塗装豆知識!雪国での冬の外壁塗装工事の工夫

  • 山形県の塗装職人 会社名:ゆうき総業 株式会社
    結城 伸太郎
    所在地:山形県上山市阿弥陀地568
「雪国では冬の間、塗装屋工事は出来るんですか?」 とご質問を頂いたので、冬場の塗装工事の現状をご紹介してみたいと思います。

「雪国では冬の間、塗装工事は出来るんですか?」
とご質問を頂いたので、冬場の塗装工事の現状をご紹介してみたいと思います。

塗装工事のベストシーズンとは?目安になる条件と最適なタイミングにも記載してありますが、塗装場所の気温が5℃以下、湿度85%以上である場合は、塗装工事は避けなければいけません。

結論、雪が降っている時期には塗装工事は出来ません。

と書きたいところですが、実はそれでも工事を行う場合があります。

雪が降るシーズンの工事

戸建て住宅の塗り替えは、雪が降り積もる頃に依頼をされる事は、ほとんどありません。
しかし、マンションや公共工事の場合は、季節に関係なく雪の時期でもご依頼を頂きます。
又、建築中の新築物件は季節を問わずに、建てられていますので雪の時期になる事もございます。

  • ぬりえさん
  • 冬場なら安いからですか?
  • 結城
  • とお考えになられるかもしれません。

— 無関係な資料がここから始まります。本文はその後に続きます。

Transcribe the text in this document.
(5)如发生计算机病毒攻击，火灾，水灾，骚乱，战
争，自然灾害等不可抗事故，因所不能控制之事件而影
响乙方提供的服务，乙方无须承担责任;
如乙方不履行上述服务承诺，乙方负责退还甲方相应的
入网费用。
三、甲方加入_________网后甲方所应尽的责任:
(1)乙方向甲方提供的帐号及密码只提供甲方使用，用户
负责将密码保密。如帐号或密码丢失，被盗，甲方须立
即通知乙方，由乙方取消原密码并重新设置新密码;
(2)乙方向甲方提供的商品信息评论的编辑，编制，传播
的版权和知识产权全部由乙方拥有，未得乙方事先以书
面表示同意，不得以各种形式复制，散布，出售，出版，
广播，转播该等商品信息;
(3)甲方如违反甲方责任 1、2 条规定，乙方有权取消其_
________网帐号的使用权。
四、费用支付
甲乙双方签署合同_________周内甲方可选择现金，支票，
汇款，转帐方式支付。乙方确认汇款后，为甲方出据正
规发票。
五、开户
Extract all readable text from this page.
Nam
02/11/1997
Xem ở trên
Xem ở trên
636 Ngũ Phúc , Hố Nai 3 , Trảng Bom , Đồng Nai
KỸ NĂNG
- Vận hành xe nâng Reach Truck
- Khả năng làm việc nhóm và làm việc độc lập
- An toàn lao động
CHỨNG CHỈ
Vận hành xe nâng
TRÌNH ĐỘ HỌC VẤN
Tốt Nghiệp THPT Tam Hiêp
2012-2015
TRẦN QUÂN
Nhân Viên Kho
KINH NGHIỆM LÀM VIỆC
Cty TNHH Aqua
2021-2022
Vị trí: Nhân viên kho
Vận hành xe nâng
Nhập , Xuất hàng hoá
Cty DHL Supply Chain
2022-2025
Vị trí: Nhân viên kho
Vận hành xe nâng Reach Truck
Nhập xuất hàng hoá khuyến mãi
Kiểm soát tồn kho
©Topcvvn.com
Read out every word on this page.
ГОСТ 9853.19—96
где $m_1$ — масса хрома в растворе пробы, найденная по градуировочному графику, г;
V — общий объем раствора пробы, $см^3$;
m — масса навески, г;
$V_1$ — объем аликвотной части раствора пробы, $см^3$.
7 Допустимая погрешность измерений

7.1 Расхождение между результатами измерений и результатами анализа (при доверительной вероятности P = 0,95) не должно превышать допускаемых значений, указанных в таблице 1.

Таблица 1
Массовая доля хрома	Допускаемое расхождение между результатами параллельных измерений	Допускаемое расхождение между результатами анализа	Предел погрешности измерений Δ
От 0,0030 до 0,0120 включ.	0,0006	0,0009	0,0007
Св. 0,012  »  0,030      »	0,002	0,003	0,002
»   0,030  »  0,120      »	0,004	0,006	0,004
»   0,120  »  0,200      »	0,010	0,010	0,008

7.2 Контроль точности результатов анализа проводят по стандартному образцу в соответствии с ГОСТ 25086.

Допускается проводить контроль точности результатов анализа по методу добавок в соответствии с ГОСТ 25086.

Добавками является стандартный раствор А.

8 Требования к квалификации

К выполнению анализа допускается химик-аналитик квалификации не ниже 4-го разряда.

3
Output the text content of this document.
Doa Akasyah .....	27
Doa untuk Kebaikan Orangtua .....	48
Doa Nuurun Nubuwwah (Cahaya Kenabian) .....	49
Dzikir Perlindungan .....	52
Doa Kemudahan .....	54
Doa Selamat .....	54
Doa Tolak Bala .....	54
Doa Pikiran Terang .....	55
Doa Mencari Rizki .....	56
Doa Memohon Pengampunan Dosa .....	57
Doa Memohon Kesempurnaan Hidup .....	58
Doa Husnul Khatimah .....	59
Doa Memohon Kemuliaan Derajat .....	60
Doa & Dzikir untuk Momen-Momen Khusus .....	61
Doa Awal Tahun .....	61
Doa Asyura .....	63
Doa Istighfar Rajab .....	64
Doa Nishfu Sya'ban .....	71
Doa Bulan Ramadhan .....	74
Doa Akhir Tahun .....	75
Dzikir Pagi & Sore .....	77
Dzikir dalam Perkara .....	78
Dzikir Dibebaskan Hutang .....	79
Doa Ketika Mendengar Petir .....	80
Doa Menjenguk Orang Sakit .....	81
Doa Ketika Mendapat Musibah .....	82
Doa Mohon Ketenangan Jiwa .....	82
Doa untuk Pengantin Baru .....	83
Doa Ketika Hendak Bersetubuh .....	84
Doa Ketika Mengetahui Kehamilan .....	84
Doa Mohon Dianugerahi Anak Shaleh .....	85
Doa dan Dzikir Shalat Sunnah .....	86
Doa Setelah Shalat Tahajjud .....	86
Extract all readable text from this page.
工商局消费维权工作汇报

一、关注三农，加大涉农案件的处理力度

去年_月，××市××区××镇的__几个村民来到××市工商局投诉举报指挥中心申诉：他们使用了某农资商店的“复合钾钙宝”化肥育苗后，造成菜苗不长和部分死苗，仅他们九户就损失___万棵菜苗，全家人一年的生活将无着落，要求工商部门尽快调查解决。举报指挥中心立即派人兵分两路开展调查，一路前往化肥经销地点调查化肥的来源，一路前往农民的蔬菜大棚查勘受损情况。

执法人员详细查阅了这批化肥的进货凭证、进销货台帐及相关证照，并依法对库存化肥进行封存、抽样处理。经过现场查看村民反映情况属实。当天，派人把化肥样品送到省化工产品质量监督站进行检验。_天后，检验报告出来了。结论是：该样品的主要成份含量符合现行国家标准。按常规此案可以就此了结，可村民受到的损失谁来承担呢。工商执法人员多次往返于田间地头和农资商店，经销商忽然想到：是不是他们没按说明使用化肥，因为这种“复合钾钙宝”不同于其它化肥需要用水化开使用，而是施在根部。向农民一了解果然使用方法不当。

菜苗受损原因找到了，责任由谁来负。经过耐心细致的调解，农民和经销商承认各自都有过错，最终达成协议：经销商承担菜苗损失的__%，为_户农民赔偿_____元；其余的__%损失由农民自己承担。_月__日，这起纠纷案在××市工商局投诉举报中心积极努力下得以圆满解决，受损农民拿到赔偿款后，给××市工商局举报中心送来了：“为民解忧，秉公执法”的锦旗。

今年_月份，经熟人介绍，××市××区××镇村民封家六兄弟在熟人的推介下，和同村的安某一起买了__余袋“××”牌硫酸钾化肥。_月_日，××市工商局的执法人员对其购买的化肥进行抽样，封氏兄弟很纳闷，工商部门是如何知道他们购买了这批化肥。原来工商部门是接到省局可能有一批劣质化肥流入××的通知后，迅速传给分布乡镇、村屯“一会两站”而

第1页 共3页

実際に冬場にキャンペーンを行っている塗装屋もございますが、冬場だからといって、塗料や足場が安くなる訳でもありません。
    逆に、冬場ならではの工夫や手間がかかります。
  • ぬりえさん
  • 他の季節は混み合うからですか?
  • 結城
  • 確かに、戸建て住宅の塗り替え工事は雪の降らない季節に行います。
    しかし、それで冬場になってしまう訳ではありません。
  • ぬりえさん
  • 冬場に工事をする理由は何ですか?
  • 結城
  • マンション等でしたら、“春の入居シーズンまでに綺麗にしておきたい”とのご要望があります。
    又、建物の規模や工事の内容(外壁塗装工事だけでなく、大規模修繕等も一緒に施工する等)にもよりますが、1ヶ月~半年程の期間を要する工事もございますので、冬場にかかってしまう事もあります。
  • ぬりえさん
  • 塗装条件を無視するとキレイに仕上がらないのではないですか?
  • 結城
  • そうです。そんな疑問を抱かれると思いますし、私達も強引に工事を行う訳ではありません。
    次に雪国ならではの工事の工夫をご紹介します!

雪が降るシーズン中の工事の工夫

それでは、塗料の塗装条件を満たす為の工夫ですが、大きく分けて2つあります。

■養生

通常の養生は、足場を組み立てた後に建物を取り囲むようにぐるりとシートで周りを囲います。
しかしそれだと、上空から雪が降り込んでしまいますので、建物全体がすっぽりと覆われるように、簡易的な屋根組みを作ります。

冬の養生の工夫

まるで、大きなテントの中に建物があるような感じですが、雪の量や建物の規模によって、骨組みだけでなく、コンパネを使いしっかりとした屋根を作る事もあります。
これで、雪除けはバッチリです。

■温度管理

そして、塗料の使用条件を満たす為の対策ですが、養生シートで囲われた中に、ジェットヒーターを設置します。
これで、気温は5℃以上、湿度85%以下の条件にしていきます。

冬の温度管理の工夫
このように工夫をすれば、雪以外の季節と同じように塗料の性能を活かした塗装工事を行う事が出来るようになります。

■その他

降雪の状況によっては雪かきを作業前に行う事もあります。

雪国の塗装職人

先日、九州地方の方から
「冬場の塗装工事の時の職人さんは防寒対策でモコモコになりませんか?」
とご質問を受けました。

日本は同じ国でも、冬の状況は各地方によって全く違うので、気になる事情だったのでしょう。
答えは・・・

「モコモコにはなりません」

ヒートテックを下に着ていますが、体を動かす作業であり体が動けない程冷える事はありません。
それに、厳しい寒さの時の作業時には、ジェットヒーターもありますので、かえって暖かいかもしれません。
後、ある程度は体が慣れているのではないかと思います。

少し話が反れてしまいましたが、雪国の塗装職人は工夫を凝らして、塗装工事を行っています。
せっかくの塗装工事ですので、塗料の性能を最大限に活かす為の使用条件を作り出せない状況の場合は、潔く作業を中断します。
工期も大事ですが、一番大事な事は塗装工事を最高の結果で終わらせる事だと思っています。